Massaggio Posturale: con il Massaggio Posturale si lavora sui principali dismorfismi e paramorfismi, causati principalmente da vizi, atteggiamenti e posture non corrette. Le zone anatomiche d’interesse sono i segmenti principali del rachide, inteso come il tratto cervicale, il tratto dorsale ed il tratto lombare, ad esclusione della zona sacrale e coccigea. I protocolli vengono usati su cervicalgia, dorsalgia e lombalgia, disfunzioni vertebrali e muscolari, le principali sofferenze muscolo-scheletriche con grande beneficio. Si usano manipolazioni e stretching.

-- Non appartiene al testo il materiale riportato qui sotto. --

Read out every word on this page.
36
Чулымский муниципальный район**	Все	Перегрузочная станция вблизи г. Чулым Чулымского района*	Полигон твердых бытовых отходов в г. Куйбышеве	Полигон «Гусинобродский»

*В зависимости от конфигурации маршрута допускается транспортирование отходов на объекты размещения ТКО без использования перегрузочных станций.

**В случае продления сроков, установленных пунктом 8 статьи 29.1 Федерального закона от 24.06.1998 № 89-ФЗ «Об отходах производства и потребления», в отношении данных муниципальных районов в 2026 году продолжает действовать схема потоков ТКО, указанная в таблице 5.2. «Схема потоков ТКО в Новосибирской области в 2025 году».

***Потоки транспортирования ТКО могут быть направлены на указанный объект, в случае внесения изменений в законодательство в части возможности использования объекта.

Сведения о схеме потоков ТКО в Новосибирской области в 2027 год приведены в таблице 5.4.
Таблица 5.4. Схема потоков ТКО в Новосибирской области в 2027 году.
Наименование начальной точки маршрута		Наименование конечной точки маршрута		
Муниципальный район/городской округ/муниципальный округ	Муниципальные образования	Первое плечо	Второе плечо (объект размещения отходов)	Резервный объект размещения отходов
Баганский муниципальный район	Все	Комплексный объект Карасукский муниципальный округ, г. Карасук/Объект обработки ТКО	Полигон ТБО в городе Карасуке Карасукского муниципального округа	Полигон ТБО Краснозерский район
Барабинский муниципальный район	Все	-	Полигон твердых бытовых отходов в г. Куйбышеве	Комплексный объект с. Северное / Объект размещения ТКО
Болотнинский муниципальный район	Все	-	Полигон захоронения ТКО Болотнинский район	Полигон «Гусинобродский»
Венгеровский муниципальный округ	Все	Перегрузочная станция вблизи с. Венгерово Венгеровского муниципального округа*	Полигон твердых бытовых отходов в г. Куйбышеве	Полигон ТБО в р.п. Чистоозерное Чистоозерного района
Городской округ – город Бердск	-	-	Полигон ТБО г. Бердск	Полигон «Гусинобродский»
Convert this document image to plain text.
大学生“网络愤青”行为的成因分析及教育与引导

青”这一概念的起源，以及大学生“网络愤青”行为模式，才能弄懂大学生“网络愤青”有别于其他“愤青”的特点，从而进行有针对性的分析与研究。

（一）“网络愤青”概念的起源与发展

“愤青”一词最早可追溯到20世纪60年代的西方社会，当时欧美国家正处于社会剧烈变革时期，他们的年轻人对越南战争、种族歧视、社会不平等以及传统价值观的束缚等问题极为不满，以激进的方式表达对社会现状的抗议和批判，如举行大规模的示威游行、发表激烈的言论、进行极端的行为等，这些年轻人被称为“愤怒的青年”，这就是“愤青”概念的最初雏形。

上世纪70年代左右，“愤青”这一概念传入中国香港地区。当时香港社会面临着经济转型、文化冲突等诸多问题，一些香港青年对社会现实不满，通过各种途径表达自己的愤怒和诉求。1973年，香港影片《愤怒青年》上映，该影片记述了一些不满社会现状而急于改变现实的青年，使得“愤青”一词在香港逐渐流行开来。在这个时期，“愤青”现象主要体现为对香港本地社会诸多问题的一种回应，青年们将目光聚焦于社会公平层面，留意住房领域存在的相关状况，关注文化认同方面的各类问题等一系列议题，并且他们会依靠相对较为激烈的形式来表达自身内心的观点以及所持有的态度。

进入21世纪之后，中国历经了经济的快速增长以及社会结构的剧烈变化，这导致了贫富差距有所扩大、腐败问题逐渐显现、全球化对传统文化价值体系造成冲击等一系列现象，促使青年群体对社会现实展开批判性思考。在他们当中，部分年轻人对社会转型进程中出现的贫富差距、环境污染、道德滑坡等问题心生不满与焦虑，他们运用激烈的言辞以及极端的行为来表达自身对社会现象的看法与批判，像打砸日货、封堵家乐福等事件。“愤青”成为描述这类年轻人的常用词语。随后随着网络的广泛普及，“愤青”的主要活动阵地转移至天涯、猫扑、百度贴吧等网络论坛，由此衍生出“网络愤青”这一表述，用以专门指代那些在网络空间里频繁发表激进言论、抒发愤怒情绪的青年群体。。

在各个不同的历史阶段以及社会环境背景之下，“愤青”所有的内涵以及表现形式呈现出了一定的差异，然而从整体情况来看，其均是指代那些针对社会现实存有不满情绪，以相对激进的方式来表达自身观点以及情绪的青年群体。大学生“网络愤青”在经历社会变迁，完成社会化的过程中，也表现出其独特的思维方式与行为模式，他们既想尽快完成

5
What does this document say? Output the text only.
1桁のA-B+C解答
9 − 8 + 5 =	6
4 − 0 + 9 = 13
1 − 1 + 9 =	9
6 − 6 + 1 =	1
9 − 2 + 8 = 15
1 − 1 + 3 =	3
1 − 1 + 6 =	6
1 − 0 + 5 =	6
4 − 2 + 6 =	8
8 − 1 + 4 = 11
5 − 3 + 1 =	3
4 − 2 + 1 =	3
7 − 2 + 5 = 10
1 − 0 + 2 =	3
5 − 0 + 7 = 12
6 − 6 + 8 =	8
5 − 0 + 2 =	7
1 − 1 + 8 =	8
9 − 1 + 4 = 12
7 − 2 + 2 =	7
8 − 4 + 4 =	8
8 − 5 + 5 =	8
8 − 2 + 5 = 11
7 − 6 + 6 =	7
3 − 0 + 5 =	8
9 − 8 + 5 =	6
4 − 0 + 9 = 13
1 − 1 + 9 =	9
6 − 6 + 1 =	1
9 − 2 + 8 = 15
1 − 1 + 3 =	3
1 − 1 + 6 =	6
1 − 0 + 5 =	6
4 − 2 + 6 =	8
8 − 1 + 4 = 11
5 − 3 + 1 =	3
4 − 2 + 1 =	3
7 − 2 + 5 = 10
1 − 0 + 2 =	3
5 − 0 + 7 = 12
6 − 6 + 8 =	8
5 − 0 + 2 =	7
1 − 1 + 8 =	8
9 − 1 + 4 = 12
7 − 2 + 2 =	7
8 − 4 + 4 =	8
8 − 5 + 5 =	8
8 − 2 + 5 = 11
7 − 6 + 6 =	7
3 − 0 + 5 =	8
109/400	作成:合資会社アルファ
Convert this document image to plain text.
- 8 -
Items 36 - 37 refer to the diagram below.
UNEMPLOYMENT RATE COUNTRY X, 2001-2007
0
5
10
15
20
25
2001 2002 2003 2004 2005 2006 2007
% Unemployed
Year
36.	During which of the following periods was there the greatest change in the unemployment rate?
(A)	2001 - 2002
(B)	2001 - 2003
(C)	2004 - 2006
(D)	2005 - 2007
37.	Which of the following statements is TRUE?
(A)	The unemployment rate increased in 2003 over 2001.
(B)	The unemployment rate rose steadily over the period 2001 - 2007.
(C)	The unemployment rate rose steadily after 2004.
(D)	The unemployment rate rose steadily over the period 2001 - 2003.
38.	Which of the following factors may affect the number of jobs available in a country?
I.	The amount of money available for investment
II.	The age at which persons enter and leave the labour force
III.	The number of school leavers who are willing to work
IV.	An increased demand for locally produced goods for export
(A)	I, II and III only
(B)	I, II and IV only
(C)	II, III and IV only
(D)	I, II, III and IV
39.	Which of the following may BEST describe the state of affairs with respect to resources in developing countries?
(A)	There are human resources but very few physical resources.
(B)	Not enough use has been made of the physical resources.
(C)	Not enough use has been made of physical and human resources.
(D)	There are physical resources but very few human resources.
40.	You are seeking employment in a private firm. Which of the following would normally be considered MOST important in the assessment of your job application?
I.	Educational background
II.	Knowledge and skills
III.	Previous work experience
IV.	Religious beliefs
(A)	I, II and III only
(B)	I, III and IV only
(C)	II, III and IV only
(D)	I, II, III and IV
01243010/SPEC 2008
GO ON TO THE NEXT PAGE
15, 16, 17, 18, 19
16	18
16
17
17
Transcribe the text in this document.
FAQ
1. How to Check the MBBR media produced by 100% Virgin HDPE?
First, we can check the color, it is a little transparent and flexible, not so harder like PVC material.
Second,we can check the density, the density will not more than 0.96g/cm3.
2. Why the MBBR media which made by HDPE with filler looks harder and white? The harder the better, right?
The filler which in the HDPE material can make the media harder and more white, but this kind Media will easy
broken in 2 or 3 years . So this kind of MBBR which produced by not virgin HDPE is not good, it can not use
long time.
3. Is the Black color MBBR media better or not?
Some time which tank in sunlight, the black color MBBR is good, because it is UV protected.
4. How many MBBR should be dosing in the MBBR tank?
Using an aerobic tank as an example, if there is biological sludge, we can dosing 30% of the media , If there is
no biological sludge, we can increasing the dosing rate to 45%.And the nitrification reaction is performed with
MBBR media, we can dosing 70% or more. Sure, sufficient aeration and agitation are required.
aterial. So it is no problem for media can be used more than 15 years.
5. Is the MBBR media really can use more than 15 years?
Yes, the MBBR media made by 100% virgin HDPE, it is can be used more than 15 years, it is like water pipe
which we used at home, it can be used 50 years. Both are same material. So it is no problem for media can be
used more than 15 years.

Massaggio Muscolare: agisce sostanzialmente sulle strutture mio-fasciali, ossia su quella parte di tessuto che riveste e collega i muscoli, i visceri e le ossa, permettendone così il reciproco scorrimento. Quando la fascia non funziona come dovrebbe, si verificano dei fenomeni di ispessimento e blocco, che ne impediscono così il fisiologico funzionamento, con conseguente riduzione della mobilità articolare, dando origine a problematiche muscolo-articolari e posturali.

In sinergia alle manovre muscolari e fasciali, saranno applicate anche le manualità inerenti agli scarichi venosi e linfatici, in modo da favorire il drenaggio e l’eliminazione dei cataboliti e delle sostanze di rifiuto.

I vantaggi pratici del Massaggio Muscolare sono quelli di aumentare l’apporto ematico, migliorare il deflusso venoso e linfatico (scarico), restituire maggiore ossigenazione e mobilità ai tessuti, riducendo il senso di rigidità e di dolore, favorendo una progressiva liberazione delle componenti mio-fasciali.